I packed the trumpet as well as I could into its case, which no longer closed, and looked more like a hotdog bun made of hard plastic carry-on. Clamping it together in my arms, I walked past the bartender and all the patrons who had watched the spectacle. They stared, quiet as a funeral procession. And it was one, I think, because something had been taken from me.
That next week, I was called to play another funeral. I hadn’t repaired my trumpet and told the sergeant that requested my playing I was unavailable. “Son, I need you to show up,” he said, and there wasn’t a way around it, even if I didn’t have a trumpet. So, I arrived at the graveyard with nothing in hand, standing around, foolishly, wondering why I had chosen to come at all.
To punish myself, I guess.
The Sargent directed that all military men form two rows around the coffin. I tried to sneak away, then, seeing that I had no purpose, but the Sargent came over, cupped my arm in his large, weathered hands, and placed me sternly at the head of the line. “Son, you lead us off. We need you now.”
“You want me to sing? I can’t sing.”
“It’s not just you,” said the Sergeant, looking around to all the other men of his apparent platoon. And, foolishly, farcically, I cleared my throat and recited the first note of “Taps” in voice-cracking acapella in an embarrassed hush, “Da, da daaa. Da, da daaaa. Da, da daaa, da, da, daaa, da, da daaa!”
And after the first verse, the ten soldiers at my side joined in.
“Da, da daaaa, da, da, da. Da, da daaaa!…”
Afterwards, the gathered audience applauded our efforts.
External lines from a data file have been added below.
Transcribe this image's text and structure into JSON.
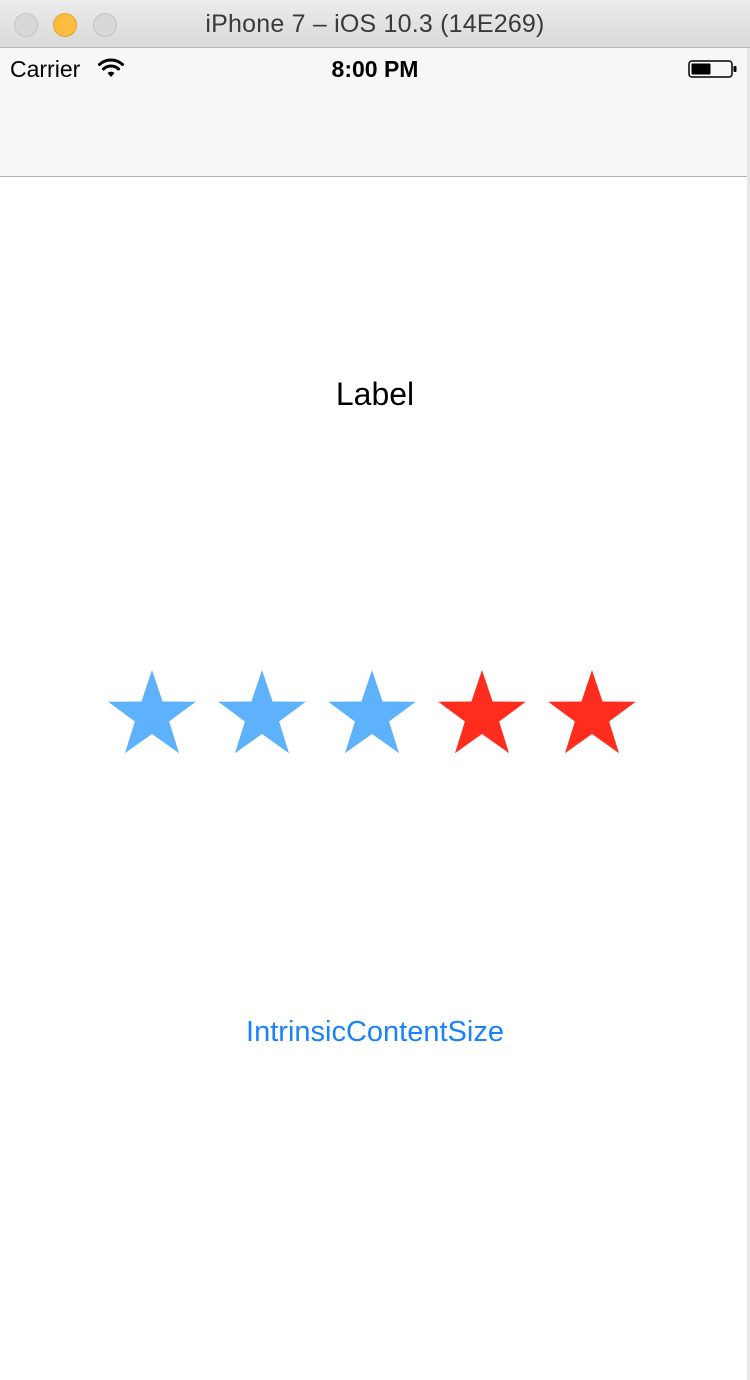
{
  "window": {
    "title": "iPhone 7 – iOS 10.3 (14E269)"
  },
  "status_bar": {
    "carrier": "Carrier",
    "time": "8:00 PM",
    "wifi_icon": "wifi-icon",
    "battery_icon": "battery-icon"
  },
  "content": {
    "label": "Label",
    "rating": {
      "value": 3,
      "max": 5,
      "filled_color": "#5eb2fb",
      "empty_color": "#ff2d1d"
    },
    "button_label": "IntrinsicContentSize"
  }
}
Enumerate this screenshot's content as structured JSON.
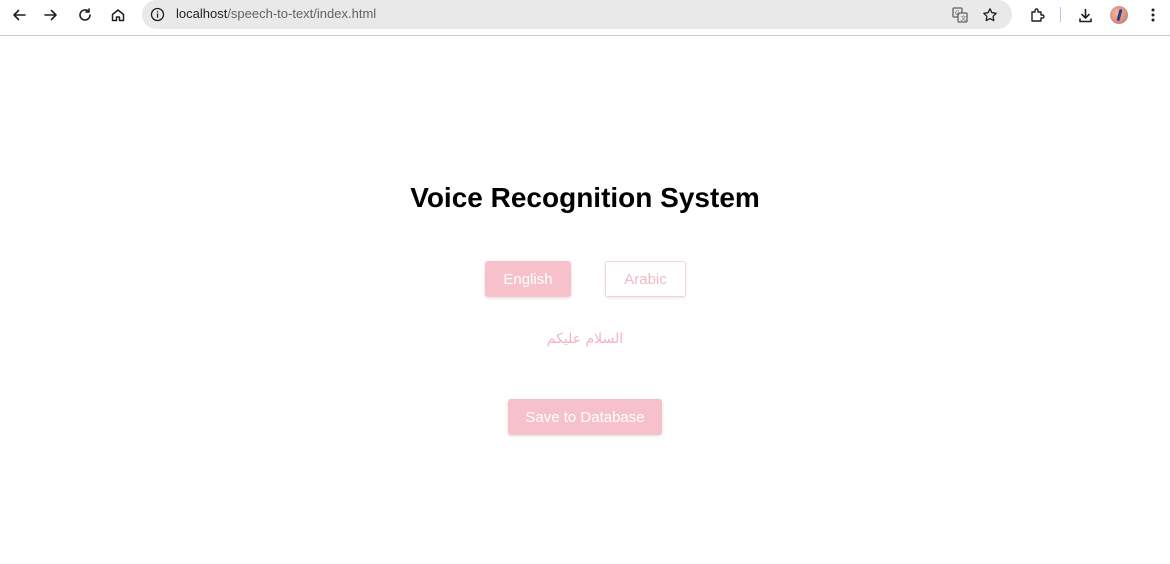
{
  "browser": {
    "url_host": "localhost",
    "url_path": "/speech-to-text/index.html"
  },
  "page": {
    "title": "Voice Recognition System",
    "language_buttons": {
      "english": "English",
      "arabic": "Arabic"
    },
    "transcript": "السلام عليكم",
    "save_label": "Save to Database"
  },
  "colors": {
    "accent_pink": "#f6c1cb",
    "text_pink": "#f3b3bf"
  },
  "icons": {
    "back": "back-arrow-icon",
    "forward": "forward-arrow-icon",
    "reload": "reload-icon",
    "home": "home-icon",
    "site_info": "info-icon",
    "translate": "translate-icon",
    "bookmark": "star-icon",
    "extensions": "puzzle-icon",
    "downloads": "download-icon",
    "menu": "kebab-menu-icon"
  }
}
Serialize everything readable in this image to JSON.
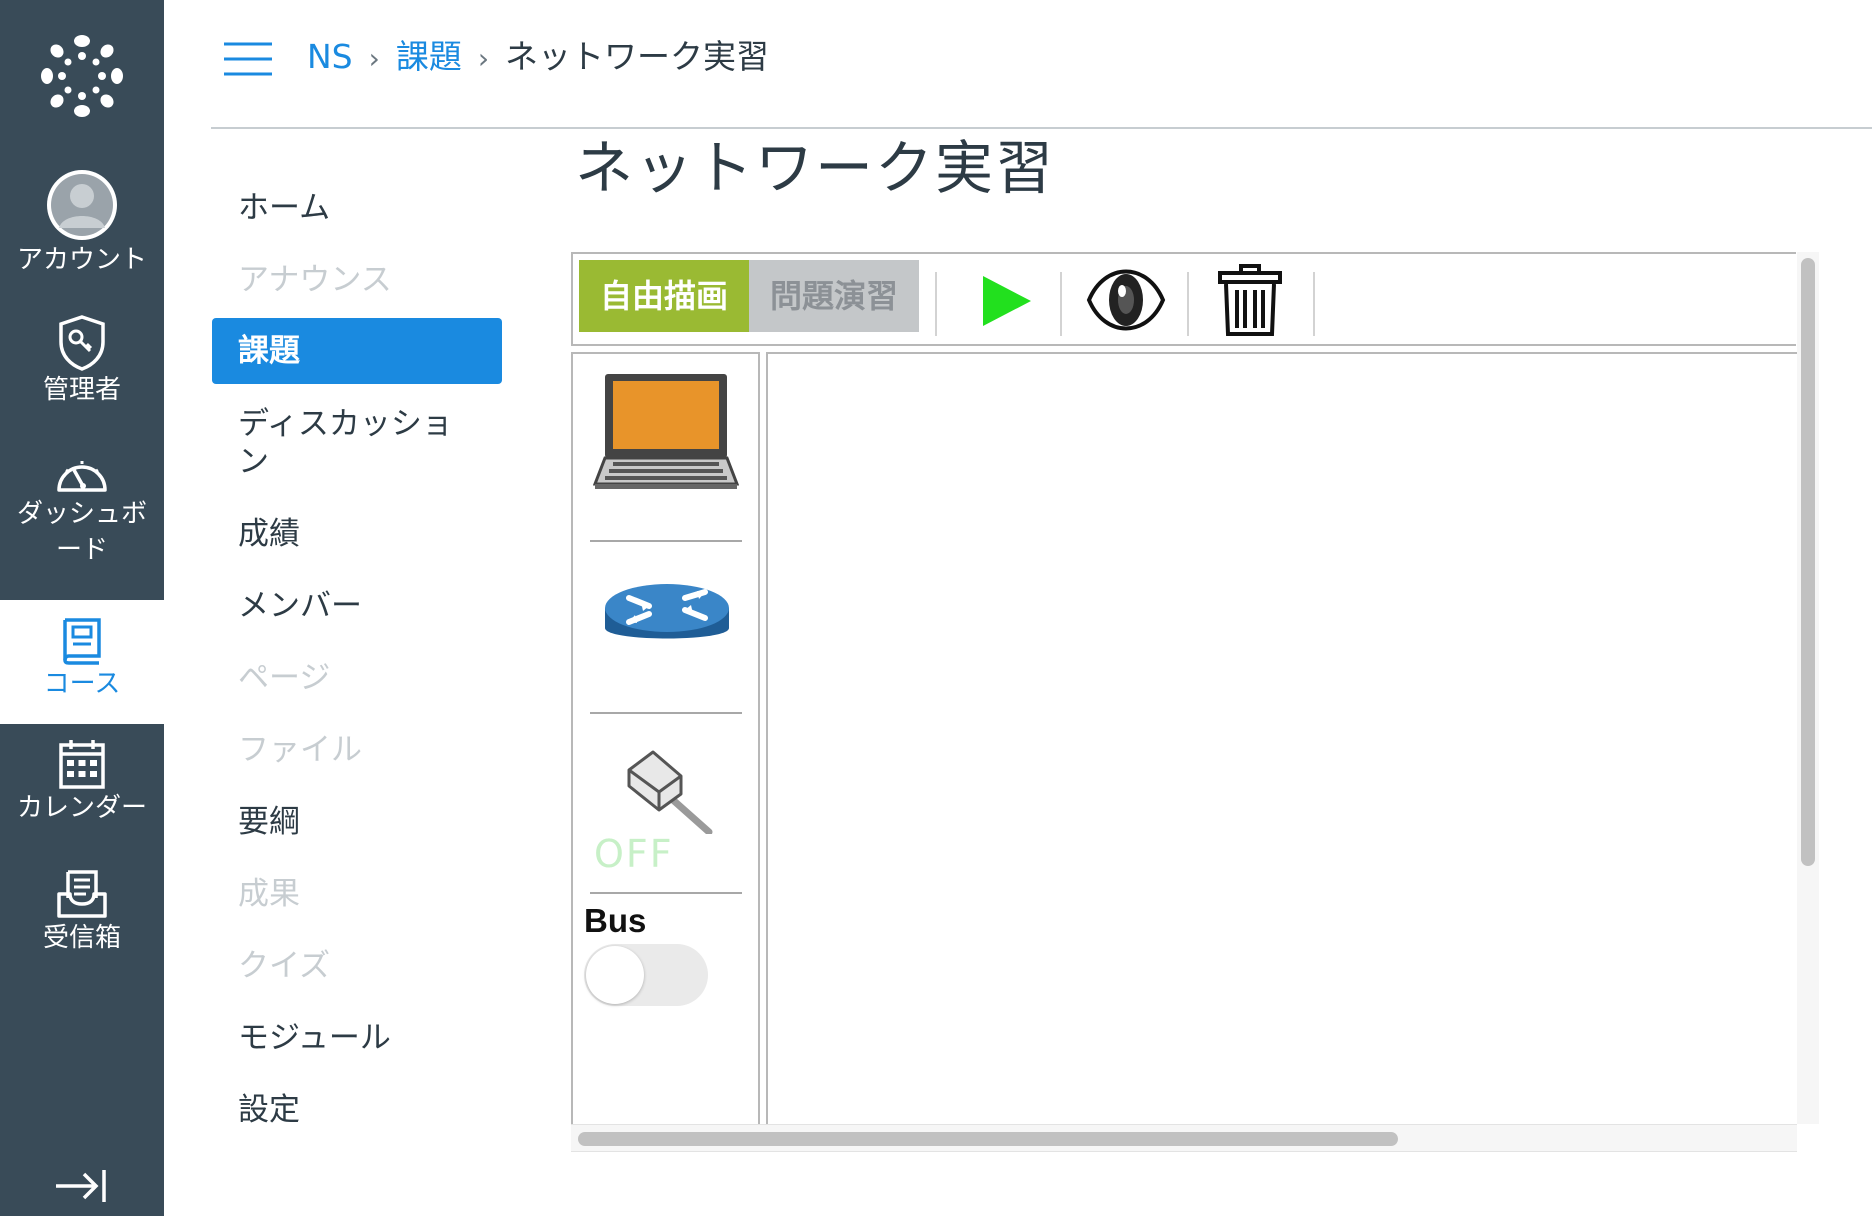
{
  "global_nav": {
    "items": [
      {
        "id": "account",
        "label": "アカウント",
        "icon": "avatar-icon"
      },
      {
        "id": "admin",
        "label": "管理者",
        "icon": "shield-key-icon"
      },
      {
        "id": "dashboard",
        "label": "ダッシュボード",
        "icon": "speedometer-icon"
      },
      {
        "id": "courses",
        "label": "コース",
        "icon": "book-icon"
      },
      {
        "id": "calendar",
        "label": "カレンダー",
        "icon": "calendar-icon"
      },
      {
        "id": "inbox",
        "label": "受信箱",
        "icon": "inbox-icon"
      }
    ],
    "active": "courses",
    "colors": {
      "bg": "#394b58",
      "active_text": "#1a8ae0"
    }
  },
  "breadcrumb": {
    "course": "NS",
    "section": "課題",
    "current": "ネットワーク実習"
  },
  "course_nav": {
    "items": [
      {
        "label": "ホーム",
        "state": "normal"
      },
      {
        "label": "アナウンス",
        "state": "disabled"
      },
      {
        "label": "課題",
        "state": "active"
      },
      {
        "label": "ディスカッション",
        "state": "normal"
      },
      {
        "label": "成績",
        "state": "normal"
      },
      {
        "label": "メンバー",
        "state": "normal"
      },
      {
        "label": "ページ",
        "state": "disabled"
      },
      {
        "label": "ファイル",
        "state": "disabled"
      },
      {
        "label": "要綱",
        "state": "normal"
      },
      {
        "label": "成果",
        "state": "disabled"
      },
      {
        "label": "クイズ",
        "state": "disabled"
      },
      {
        "label": "モジュール",
        "state": "normal"
      },
      {
        "label": "設定",
        "state": "normal"
      }
    ]
  },
  "page": {
    "title": "ネットワーク実習"
  },
  "editor": {
    "mode_free": "自由描画",
    "mode_problem": "問題演習",
    "active_mode": "自由描画",
    "toolbar_icons": [
      "play-icon",
      "eye-icon",
      "trash-icon"
    ],
    "palette": {
      "items": [
        "laptop-icon",
        "router-icon",
        "cable-plug-icon"
      ],
      "cable_state": "OFF",
      "bus_label": "Bus",
      "bus_on": false
    },
    "colors": {
      "free_mode": "#9aba33",
      "problem_mode": "#c4c7c9",
      "play": "#22e01e",
      "laptop_screen": "#e8942a",
      "router": "#2e6ea6"
    }
  }
}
And there, on the end, Cassidy smiled at me before turning away with rest of the funeral party, one arm hooked around the newest widow, helping her along.
I was greeted with stern handshakes from war-weathered men with far firmer grips, and they thanked me for the song. It wasn’t until then that I heard the music the way it was supposed to be played, I think, and I wondered why I never knew it before.
Just how damned beautiful that song was.